Sunday, 16 July 2017
Inspirations - Galaxy 4
Or "Galaxy Four", as it is often written. It's the sole contribution of William Emms, though he did submit other story ideas later that didn't make it into production. One story - "The Imps" - almost got made early in Patrick Troughton's run, and in the 1980's he wrote a Doctor Who make-your-own-adventure book.
It's the start of Season Three, and this is the first story properly story-edited by Donald Tosh, with John Wiles producing, though Verity Lambert hasn't left yet. They were unhappy that William Hartnell and Maureen O'Brien changed a lot of their dialogue - though Emms thought they improved some of it. Noting how unhappy O'Brien was, they decided to write her out at the next available opportunity, thinking she wanted to leave.
Peter Purves is on record as being dissatisfied with his role, claiming that he was basically given Barbara's role and lines to perform. He'd practically been leading man in his last story, but here he spends much of his time prisoner of the female Drahvins.
The main story inspiration is that you should never judge by appearances. The beautiful humanoids are the villains, and the monstrous-looking aliens are actually quite nice.
Emms' original scripts had the Drahvins all male, led by a man named Gar. It was Verity Lambert who decided that they should become female, and she introduced the notion that the Drahvin warriors should be test-tube clones, with leader Maaga the only true Drahvin. There was much in the news about the implications of mapping DNA and what it might lead to.

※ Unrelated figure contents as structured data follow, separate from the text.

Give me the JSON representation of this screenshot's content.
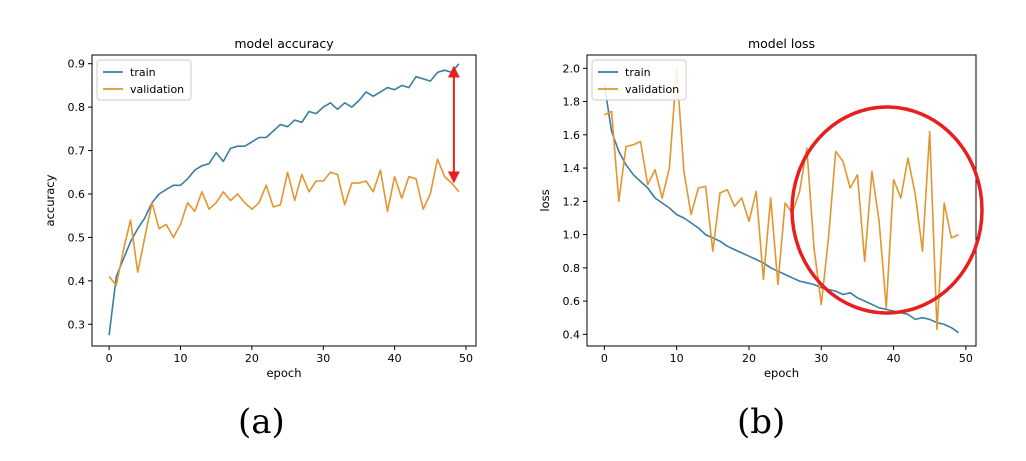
{
  "colors": {
    "train": "#3b7ea1",
    "validation": "#e3952f",
    "annotation": "#e81f1f",
    "axis": "#000000"
  },
  "panels": [
    {
      "label": "(a)"
    },
    {
      "label": "(b)"
    }
  ],
  "chart_data": [
    {
      "type": "line",
      "title": "model accuracy",
      "xlabel": "epoch",
      "ylabel": "accuracy",
      "xlim": [
        -2.4,
        51.4
      ],
      "ylim": [
        0.25,
        0.92
      ],
      "xticks": [
        0,
        10,
        20,
        30,
        40,
        50
      ],
      "yticks": [
        0.3,
        0.4,
        0.5,
        0.6,
        0.7,
        0.8,
        0.9
      ],
      "grid": false,
      "legend": "upper-left",
      "annotation": "double-headed-arrow",
      "x": [
        0,
        1,
        2,
        3,
        4,
        5,
        6,
        7,
        8,
        9,
        10,
        11,
        12,
        13,
        14,
        15,
        16,
        17,
        18,
        19,
        20,
        21,
        22,
        23,
        24,
        25,
        26,
        27,
        28,
        29,
        30,
        31,
        32,
        33,
        34,
        35,
        36,
        37,
        38,
        39,
        40,
        41,
        42,
        43,
        44,
        45,
        46,
        47,
        48,
        49
      ],
      "series": [
        {
          "name": "train",
          "values": [
            0.275,
            0.41,
            0.45,
            0.49,
            0.52,
            0.545,
            0.58,
            0.6,
            0.61,
            0.62,
            0.62,
            0.635,
            0.655,
            0.665,
            0.67,
            0.695,
            0.675,
            0.705,
            0.71,
            0.71,
            0.72,
            0.73,
            0.73,
            0.745,
            0.76,
            0.755,
            0.77,
            0.765,
            0.79,
            0.785,
            0.8,
            0.81,
            0.795,
            0.81,
            0.8,
            0.815,
            0.835,
            0.825,
            0.835,
            0.845,
            0.84,
            0.85,
            0.845,
            0.87,
            0.865,
            0.86,
            0.88,
            0.885,
            0.88,
            0.9
          ]
        },
        {
          "name": "validation",
          "values": [
            0.41,
            0.39,
            0.47,
            0.54,
            0.42,
            0.5,
            0.58,
            0.52,
            0.53,
            0.5,
            0.53,
            0.58,
            0.56,
            0.605,
            0.565,
            0.58,
            0.605,
            0.585,
            0.6,
            0.58,
            0.565,
            0.58,
            0.62,
            0.57,
            0.575,
            0.65,
            0.585,
            0.645,
            0.605,
            0.63,
            0.63,
            0.65,
            0.645,
            0.575,
            0.625,
            0.625,
            0.63,
            0.605,
            0.655,
            0.56,
            0.64,
            0.59,
            0.64,
            0.635,
            0.565,
            0.6,
            0.68,
            0.64,
            0.625,
            0.605
          ]
        }
      ]
    },
    {
      "type": "line",
      "title": "model loss",
      "xlabel": "epoch",
      "ylabel": "loss",
      "xlim": [
        -2.4,
        51.4
      ],
      "ylim": [
        0.33,
        2.08
      ],
      "xticks": [
        0,
        10,
        20,
        30,
        40,
        50
      ],
      "yticks": [
        0.4,
        0.6,
        0.8,
        1.0,
        1.2,
        1.4,
        1.6,
        1.8,
        2.0
      ],
      "grid": false,
      "legend": "upper-left",
      "annotation": "circle",
      "x": [
        0,
        1,
        2,
        3,
        4,
        5,
        6,
        7,
        8,
        9,
        10,
        11,
        12,
        13,
        14,
        15,
        16,
        17,
        18,
        19,
        20,
        21,
        22,
        23,
        24,
        25,
        26,
        27,
        28,
        29,
        30,
        31,
        32,
        33,
        34,
        35,
        36,
        37,
        38,
        39,
        40,
        41,
        42,
        43,
        44,
        45,
        46,
        47,
        48,
        49
      ],
      "series": [
        {
          "name": "train",
          "values": [
            1.9,
            1.62,
            1.5,
            1.42,
            1.36,
            1.32,
            1.28,
            1.22,
            1.19,
            1.16,
            1.12,
            1.1,
            1.07,
            1.04,
            1.0,
            0.98,
            0.96,
            0.93,
            0.91,
            0.89,
            0.87,
            0.85,
            0.83,
            0.8,
            0.78,
            0.76,
            0.74,
            0.72,
            0.71,
            0.7,
            0.68,
            0.67,
            0.66,
            0.64,
            0.65,
            0.62,
            0.6,
            0.58,
            0.56,
            0.55,
            0.54,
            0.53,
            0.52,
            0.49,
            0.5,
            0.49,
            0.47,
            0.46,
            0.44,
            0.41
          ]
        },
        {
          "name": "validation",
          "values": [
            1.72,
            1.74,
            1.2,
            1.53,
            1.54,
            1.56,
            1.3,
            1.39,
            1.22,
            1.4,
            2.0,
            1.38,
            1.12,
            1.28,
            1.29,
            0.9,
            1.25,
            1.27,
            1.17,
            1.22,
            1.08,
            1.26,
            0.73,
            1.22,
            0.7,
            1.19,
            1.13,
            1.26,
            1.52,
            0.92,
            0.58,
            0.98,
            1.5,
            1.44,
            1.28,
            1.36,
            0.84,
            1.38,
            1.08,
            0.56,
            1.33,
            1.22,
            1.46,
            1.24,
            0.9,
            1.62,
            0.43,
            1.19,
            0.98,
            1.0
          ]
        }
      ]
    }
  ]
}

With their blonde beehive hairdo's, the visual inspiration appears to have come from pop diva Dusty Springfield.
Although overall story titles were never intended for the public domain at this time, there has been much fan speculation as to Galaxy 4. Presumably the events of the story take place there, though the only mention of the galaxy is that the Drahvins come from there, and it is 400 dawns away from this planet. Calling a story after the place the aliens come from would be like renaming The Moonbase "Telos", or The Dalek Invasion of Earth "Skaro", so I think we can assume this doomed planet is in Galaxy 4. It is stated often that the Drahvin ship is not very advanced, so travelling just over a year might see them still in their own galaxy - and would they really need to go all the way to a neighbouring galaxy just to find a planet suitable for colonisation?
The Chumblies become the series' first creatures who get their name from someone else. It certainly isn't what their creators, the Rills, call them. Vicki names them, from the way they move. Emms made up the name from "Chum" and "Friendly", and employed a number of made up words in his script to describe their sound and movement - like "chamble", "chutter" and "jink". They are clearly an attempt to come up something to rival the Daleks in their appearance, but they would never return to the series.
There is something about Propaganda running through the story. Maaga refuses to let her warriors listen to the messages that the Chumblies transmit - claiming they are lies designed to lure them into a trap. She frightens her troops with talk about what the Rills will do to them if they capture them - akin to how newspapers described the Germans in World War One. or the Communist threat during the Cold War. If anyone is a metaphor for communism it is the Drahvins, not the Rills. Maaga is clearly part of an elite, with the best food and weapons which are denied to her drone-like subordinates.
As mentioned above, Steven spends much of the story prisoner of the Drahvins. At one point he finds himself trapped in an airlock, as Maaga removes the oxygen. This old trick will be used by other aliens in the future - though not as often as you might think. Steven faces a dilemma - return to captivity with the Dusty Springfields, or go outside and be nabbed by the Chumblies.
The Doctor and Vicki, meanwhile, get to meet the Rills. They are a cross between a walrus and a warthog in appearance. They live on ammonia, and so have to remain in a special compartment in their ship. The Doctor is about to kill them, until Vicki learns they are not the monsters Maaga described. They agree to help the Doctor, and he them. The TARDIS is linked to their spaceship, allowing it to take off, whilst the Drahvins are left to perish as the planet disintegrates. Sadly no photos or footage exists of the climactic moments, but as the TARDIS has already left we can assume it wasn't very spectacular on screen. Probably some shaky camera work then a white-out.